“Jangan menelan permen karet. Nanti ususnya lengket, lho.”
“Kalau makan buah, jangan termakan bijinya. Nanti tumbuh di perut, lho.”
“Ayo masuk rumah, sudah mau malam. Nanti diculik Wewe Gombel, lho.”
Bener tidak, sih? Yuk, berpikir kritis.
Ketika dewasa, kita tahu bahwa cerita tadi sebenarnya tidak masuk akal. Tapi tidak jarang pola pikir yang tidak logis ini terbawa hingga dewasa sehingga membuat kita mudah percaya pada hal-hal yang sebenarnya cuma asumsi. Ini bahaya.
Tidak jarang pola pikir yang tidak logis terbawa hingga dewasa sehingga membuat kita mudah percaya pada hal-hal yang sebenarnya cuma asumsi.

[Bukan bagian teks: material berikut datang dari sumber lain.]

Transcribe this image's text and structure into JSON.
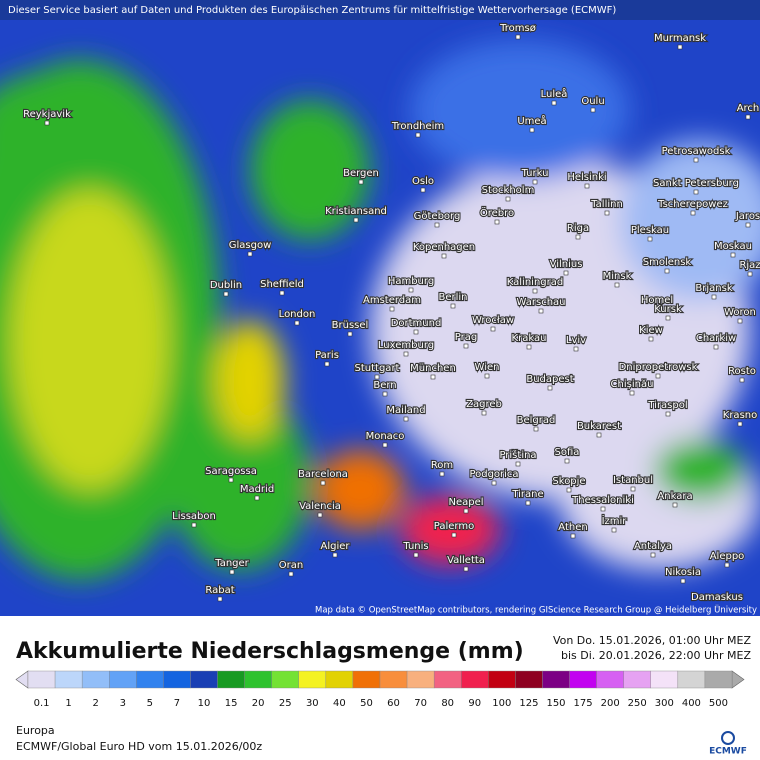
{
  "banner": "Dieser Service basiert auf Daten und Produkten des Europäischen Zentrums für mittelfristige Wettervorhersage (ECMWF)",
  "cities": [
    "Tromsø",
    "Murmansk",
    "Reykjavik",
    "Luleå",
    "Oulu",
    "Umeå",
    "Trondheim",
    "Arch",
    "Petrosawodsk",
    "Bergen",
    "Oslo",
    "Turku",
    "Helsinki",
    "Sankt Petersburg",
    "Stockholm",
    "Örebro",
    "Kristiansand",
    "Göteborg",
    "Tallinn",
    "Tscherepowez",
    "Jaros",
    "Riga",
    "Pleskau",
    "Glasgow",
    "Kopenhagen",
    "Moskau",
    "Dublin",
    "Sheffield",
    "Vilnius",
    "Smolensk",
    "Rjaz",
    "Hamburg",
    "Kaliningrad",
    "Minsk",
    "Brjansk",
    "Berlin",
    "Amsterdam",
    "Warschau",
    "Homel",
    "London",
    "Kursk",
    "Woron",
    "Wrocław",
    "Brüssel",
    "Dortmund",
    "Krakau",
    "Kiew",
    "Prag",
    "Charkiw",
    "Lviv",
    "Luxemburg",
    "Paris",
    "Stuttgart",
    "München",
    "Wien",
    "Dnipropetrowsk",
    "Rosto",
    "Budapest",
    "Chișinău",
    "Bern",
    "Tiraspol",
    "Mailand",
    "Zagreb",
    "Krasno",
    "Belgrad",
    "Bukarest",
    "Monaco",
    "Priština",
    "Sofia",
    "Saragossa",
    "Barcelona",
    "Rom",
    "Podgorica",
    "Istanbul",
    "Madrid",
    "Skopje",
    "Tirane",
    "Ankara",
    "Thessaloniki",
    "Neapel",
    "Valencia",
    "Lissabon",
    "İzmir",
    "Athen",
    "Palermo",
    "Algier",
    "Tunis",
    "Antalya",
    "Aleppo",
    "Valletta",
    "Tanger",
    "Oran",
    "Nikosia",
    "Rabat",
    "Damaskus"
  ],
  "attribution": "Map data © OpenStreetMap contributors, rendering GIScience Research Group @ Heidelberg University",
  "legend": {
    "title": "Akkumulierte Niederschlagsmenge (mm)",
    "period": [
      "Von Do. 15.01.2026, 01:00 Uhr MEZ",
      "bis Di. 20.01.2026, 22:00 Uhr MEZ"
    ],
    "levels": [
      0.1,
      1,
      2,
      3,
      5,
      7,
      10,
      15,
      20,
      25,
      30,
      40,
      50,
      60,
      70,
      80,
      90,
      100,
      125,
      150,
      175,
      200,
      250,
      300,
      400,
      500
    ],
    "colors": [
      "#e2def2",
      "#bcd6fa",
      "#92bef8",
      "#62a2f6",
      "#3282ee",
      "#1464e0",
      "#1a3fb4",
      "#189a22",
      "#2ec22e",
      "#74e234",
      "#f4f222",
      "#e2d204",
      "#f07006",
      "#f88e3c",
      "#f8b07e",
      "#f26282",
      "#f0204e",
      "#c20012",
      "#8e0020",
      "#7c0084",
      "#c202f0",
      "#d660f2",
      "#e6a2f2",
      "#f4e2f8",
      "#d4d4d4",
      "#aaaaaa"
    ]
  },
  "region": "Europa",
  "model": "ECMWF/Global Euro HD vom 15.01.2026/00z",
  "logo": "ECMWF"
}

Ketika kita tidak punya kemampuan berpikir kritis, kita menjadi orang yang mudah terombang-ambing di tengah banjirnya informasi – kemudian jadi mudah terprovokasi, diadu-domba, atau bahkan kena tipu.
Berpikir kritis adalah: cara berpikir yang jelas, rasional,terbuka dan berdasarkan bukti dan fakta atas apa yang kita baca, dengar, atau lihat (Dictionary.com, n.d. & Center for Innovation in Legal Education).
Dengan kata lain: membuat penilaian yang masuk akal dan dipikirkan dengan seksama.
Kita berpikir kritis ketika: (1) tidak mudah menelan bulat-bulat sebuah pernyataan atau kesimpulan (2) punya sikap mempertanyakan yang sehat terhadap pernyataan dan kesimpulan ini (3) dan, tak kalah penting, punya rasa penasaran dan keinginan mencermati bukti bukti yang ada untuk memahami sebuah pernyataan atau kesimpulan secara menyeluruh (Study.com, n.d.).
Berpikir kritis adalah keterampilan seorang pemimpin. Mau maju? Mulai asah dan biasakan berpikir kritis.